Anne Frank was a vivacious teenager and a keen observer of human nature. She wrote well and her diary often includes deft characterizations of schoolmates, family, and the other people in hiding with her family. When I recently reread her famous diary in preparation for visiting her family’s hiding place in Amsterdam, I was impressed by her lively mind.
Initially, she wrote to sort out her feelings—the same impulse that has prompted me to keep a journal off and on since I was a teenager. Putting my feelings into words helps me understand them. Airing out something on the page calms me and enables me to move on.
At first, Anne Frank meant her diary to be private. When she was 15, she heard a radio broadcast about a Dutch official who wanted to collect war stories and experiences, so she edited her diary in hopes it might be published one day. Unlike Anne Frank, I don’t want my journals shared with others. They’re histories of cranky confusion, and without context, they would likely distress family or friends once I’m gone and can’t explain.
After her family went into hiding, her diary also served as a record of how they lived—what their space looked like, what their meals were, and what their daily schedule was. As the war intensified, she recorded bombing raids and news updates.

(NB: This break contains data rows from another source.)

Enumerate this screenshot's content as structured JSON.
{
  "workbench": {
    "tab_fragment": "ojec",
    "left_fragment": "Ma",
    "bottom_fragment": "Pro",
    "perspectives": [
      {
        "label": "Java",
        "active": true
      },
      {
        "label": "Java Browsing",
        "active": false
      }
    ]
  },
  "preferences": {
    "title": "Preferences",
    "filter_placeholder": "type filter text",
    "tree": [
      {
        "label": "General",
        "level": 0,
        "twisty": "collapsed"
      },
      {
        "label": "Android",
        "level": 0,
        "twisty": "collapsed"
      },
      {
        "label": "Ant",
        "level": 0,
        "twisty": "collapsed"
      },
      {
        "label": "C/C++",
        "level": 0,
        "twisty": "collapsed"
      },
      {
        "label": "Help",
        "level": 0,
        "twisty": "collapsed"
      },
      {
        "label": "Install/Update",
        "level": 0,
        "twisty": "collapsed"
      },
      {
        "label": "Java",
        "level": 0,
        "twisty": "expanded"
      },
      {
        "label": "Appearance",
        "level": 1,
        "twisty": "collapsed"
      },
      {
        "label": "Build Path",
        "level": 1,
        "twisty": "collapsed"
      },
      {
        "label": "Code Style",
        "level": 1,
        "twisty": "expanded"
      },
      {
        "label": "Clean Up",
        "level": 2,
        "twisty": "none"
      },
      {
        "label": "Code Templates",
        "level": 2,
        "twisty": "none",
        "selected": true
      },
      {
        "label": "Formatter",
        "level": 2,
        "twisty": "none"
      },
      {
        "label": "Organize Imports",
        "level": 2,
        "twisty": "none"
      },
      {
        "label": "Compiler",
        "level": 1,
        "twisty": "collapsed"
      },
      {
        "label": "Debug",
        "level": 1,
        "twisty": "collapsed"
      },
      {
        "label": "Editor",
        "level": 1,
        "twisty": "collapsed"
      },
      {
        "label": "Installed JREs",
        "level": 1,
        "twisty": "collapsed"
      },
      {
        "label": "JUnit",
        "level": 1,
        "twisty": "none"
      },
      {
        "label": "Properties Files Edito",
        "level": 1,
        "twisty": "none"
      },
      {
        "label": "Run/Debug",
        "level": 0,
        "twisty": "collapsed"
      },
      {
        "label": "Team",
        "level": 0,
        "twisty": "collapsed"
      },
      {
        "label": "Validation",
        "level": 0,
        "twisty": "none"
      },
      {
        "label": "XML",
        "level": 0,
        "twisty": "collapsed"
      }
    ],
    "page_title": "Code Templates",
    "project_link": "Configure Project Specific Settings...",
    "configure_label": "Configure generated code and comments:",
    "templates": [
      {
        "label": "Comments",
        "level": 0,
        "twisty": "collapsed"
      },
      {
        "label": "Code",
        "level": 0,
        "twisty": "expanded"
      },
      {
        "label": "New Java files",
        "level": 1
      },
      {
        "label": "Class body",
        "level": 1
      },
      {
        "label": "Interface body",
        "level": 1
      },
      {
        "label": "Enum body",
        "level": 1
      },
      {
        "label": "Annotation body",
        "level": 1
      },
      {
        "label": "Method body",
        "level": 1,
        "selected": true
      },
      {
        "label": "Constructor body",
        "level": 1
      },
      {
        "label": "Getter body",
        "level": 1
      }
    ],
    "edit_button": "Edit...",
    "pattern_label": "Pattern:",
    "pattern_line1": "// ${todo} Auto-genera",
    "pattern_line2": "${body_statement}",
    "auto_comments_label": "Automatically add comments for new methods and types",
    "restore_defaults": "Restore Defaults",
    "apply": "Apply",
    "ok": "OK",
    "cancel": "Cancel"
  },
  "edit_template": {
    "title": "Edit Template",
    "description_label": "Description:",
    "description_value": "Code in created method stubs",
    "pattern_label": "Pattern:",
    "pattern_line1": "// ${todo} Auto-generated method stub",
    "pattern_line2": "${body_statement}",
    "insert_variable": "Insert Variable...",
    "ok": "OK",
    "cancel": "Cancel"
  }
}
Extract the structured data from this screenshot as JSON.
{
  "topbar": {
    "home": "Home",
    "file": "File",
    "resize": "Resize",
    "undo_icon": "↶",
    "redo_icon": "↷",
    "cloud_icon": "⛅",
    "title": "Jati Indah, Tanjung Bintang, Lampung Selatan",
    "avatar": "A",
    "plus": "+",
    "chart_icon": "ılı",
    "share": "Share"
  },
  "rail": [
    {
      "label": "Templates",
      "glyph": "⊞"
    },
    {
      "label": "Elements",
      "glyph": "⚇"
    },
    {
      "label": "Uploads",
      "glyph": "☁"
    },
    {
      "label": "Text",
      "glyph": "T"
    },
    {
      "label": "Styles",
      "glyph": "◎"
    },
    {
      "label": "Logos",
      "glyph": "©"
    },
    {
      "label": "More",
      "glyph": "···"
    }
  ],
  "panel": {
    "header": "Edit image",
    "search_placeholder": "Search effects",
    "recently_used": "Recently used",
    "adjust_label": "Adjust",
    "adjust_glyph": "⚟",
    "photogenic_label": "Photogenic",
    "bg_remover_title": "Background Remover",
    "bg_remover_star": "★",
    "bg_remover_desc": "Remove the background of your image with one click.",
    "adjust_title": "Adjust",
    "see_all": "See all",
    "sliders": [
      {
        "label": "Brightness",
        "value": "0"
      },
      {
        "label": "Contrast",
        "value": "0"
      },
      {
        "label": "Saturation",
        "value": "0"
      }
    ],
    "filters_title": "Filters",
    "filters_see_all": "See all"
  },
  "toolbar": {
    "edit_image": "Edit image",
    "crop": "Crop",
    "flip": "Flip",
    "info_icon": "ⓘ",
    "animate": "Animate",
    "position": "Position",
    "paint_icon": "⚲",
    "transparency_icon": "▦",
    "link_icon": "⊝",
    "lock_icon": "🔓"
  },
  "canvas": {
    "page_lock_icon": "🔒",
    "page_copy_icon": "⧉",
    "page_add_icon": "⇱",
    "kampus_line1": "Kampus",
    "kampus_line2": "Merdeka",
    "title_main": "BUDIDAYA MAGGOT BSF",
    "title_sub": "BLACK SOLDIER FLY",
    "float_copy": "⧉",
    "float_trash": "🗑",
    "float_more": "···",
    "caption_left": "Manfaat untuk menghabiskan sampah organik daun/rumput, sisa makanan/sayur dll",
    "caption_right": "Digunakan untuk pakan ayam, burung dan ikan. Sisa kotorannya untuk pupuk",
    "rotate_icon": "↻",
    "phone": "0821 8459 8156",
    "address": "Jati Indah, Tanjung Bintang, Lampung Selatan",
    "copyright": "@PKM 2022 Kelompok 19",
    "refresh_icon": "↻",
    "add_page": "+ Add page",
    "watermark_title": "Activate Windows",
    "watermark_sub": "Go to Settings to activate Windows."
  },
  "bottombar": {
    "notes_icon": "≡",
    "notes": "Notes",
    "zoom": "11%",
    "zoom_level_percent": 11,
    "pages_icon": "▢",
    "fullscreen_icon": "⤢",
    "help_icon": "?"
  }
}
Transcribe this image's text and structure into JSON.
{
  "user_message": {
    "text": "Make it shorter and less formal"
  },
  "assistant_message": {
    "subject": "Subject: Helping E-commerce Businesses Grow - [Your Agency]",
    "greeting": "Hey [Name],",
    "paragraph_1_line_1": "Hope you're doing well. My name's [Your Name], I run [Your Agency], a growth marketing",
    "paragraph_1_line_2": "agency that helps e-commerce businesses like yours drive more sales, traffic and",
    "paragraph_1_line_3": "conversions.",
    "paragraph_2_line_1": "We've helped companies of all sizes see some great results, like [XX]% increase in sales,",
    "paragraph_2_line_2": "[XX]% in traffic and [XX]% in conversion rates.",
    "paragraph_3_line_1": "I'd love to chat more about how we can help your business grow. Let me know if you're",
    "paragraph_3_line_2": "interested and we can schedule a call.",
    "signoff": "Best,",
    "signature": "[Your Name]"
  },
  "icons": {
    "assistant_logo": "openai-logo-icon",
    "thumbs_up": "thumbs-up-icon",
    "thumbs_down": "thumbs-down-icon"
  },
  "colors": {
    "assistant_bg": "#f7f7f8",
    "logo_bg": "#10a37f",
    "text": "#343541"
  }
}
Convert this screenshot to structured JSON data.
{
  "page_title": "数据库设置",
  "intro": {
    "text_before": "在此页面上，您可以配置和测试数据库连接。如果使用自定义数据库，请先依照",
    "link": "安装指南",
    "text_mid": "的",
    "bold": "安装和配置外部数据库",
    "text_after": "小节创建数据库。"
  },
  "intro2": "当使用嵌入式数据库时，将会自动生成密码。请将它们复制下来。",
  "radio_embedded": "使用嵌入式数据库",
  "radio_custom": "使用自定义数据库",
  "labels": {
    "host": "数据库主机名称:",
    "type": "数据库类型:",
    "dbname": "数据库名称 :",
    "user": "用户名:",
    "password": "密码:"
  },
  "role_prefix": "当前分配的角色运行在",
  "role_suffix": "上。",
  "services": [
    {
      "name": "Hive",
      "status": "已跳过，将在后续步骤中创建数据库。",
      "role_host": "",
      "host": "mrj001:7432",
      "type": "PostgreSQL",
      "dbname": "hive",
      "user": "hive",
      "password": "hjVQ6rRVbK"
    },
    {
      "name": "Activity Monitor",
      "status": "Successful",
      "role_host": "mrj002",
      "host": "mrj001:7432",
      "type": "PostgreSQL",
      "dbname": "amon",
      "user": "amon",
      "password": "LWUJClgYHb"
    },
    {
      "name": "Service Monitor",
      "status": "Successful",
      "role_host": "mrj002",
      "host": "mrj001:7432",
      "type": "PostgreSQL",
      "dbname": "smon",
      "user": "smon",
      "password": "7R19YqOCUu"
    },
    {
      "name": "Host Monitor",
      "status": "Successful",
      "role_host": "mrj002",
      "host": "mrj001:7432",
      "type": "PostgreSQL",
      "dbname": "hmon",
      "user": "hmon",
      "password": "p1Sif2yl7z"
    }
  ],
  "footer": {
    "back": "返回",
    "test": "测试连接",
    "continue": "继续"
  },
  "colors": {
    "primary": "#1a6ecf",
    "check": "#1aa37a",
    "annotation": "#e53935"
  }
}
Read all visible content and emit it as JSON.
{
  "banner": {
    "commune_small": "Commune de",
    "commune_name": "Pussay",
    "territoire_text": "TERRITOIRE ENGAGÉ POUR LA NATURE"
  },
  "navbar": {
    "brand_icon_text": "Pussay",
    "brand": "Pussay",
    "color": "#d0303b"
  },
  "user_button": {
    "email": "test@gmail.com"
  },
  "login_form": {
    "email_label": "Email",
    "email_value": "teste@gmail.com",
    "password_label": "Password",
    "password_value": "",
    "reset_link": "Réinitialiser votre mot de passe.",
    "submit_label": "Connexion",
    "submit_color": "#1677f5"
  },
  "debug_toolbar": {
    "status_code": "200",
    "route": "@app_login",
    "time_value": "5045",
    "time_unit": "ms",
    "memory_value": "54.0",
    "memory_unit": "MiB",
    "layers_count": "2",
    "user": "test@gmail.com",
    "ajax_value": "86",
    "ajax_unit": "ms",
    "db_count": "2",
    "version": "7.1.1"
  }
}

Shortly after I finished the Anne Frank book, my sister asked me to refresh her memory about our great great grandmother—Katherine O’Tanney Feeley who emigrated from Ireland in the late 1800’s. To answer, I searched handwritten notes from my mother and father—a story here, a date and detail there. Some of the notes are sketchy and incomplete, but I decided I would make sense of them in a Word document so others in my family will have a record.
Anne Frank’s story has touched millions all over the world in the decades since she wrote it. I have no such expectation for the family record I’m assembling. All I have are snippets of stories, not much to go on. Perhaps a few family members will have a mild interest. Hearing about people you never knew (even if they’re related to you) can be boring.
I’m fascinated by the urge to write journals and record family histories. Beyond that is the widespread wish to share the content of our days on social media or like I’m doing with this blog. People across all eras and cultures have felt this fierce need to tell our stories and understand who we are and who we came from. Sometimes we’re saying, “Here’s what happened.” Other times the wish to share is a way of saying, “I’m here. I matter.”
Anne Frank could not have imagined how much her story would matter or how many readers would be touched by her words.
Although my intentions and hopes for my writing differ from Anne Frank’s, I feel a kinship with that young woman born almost a century ago.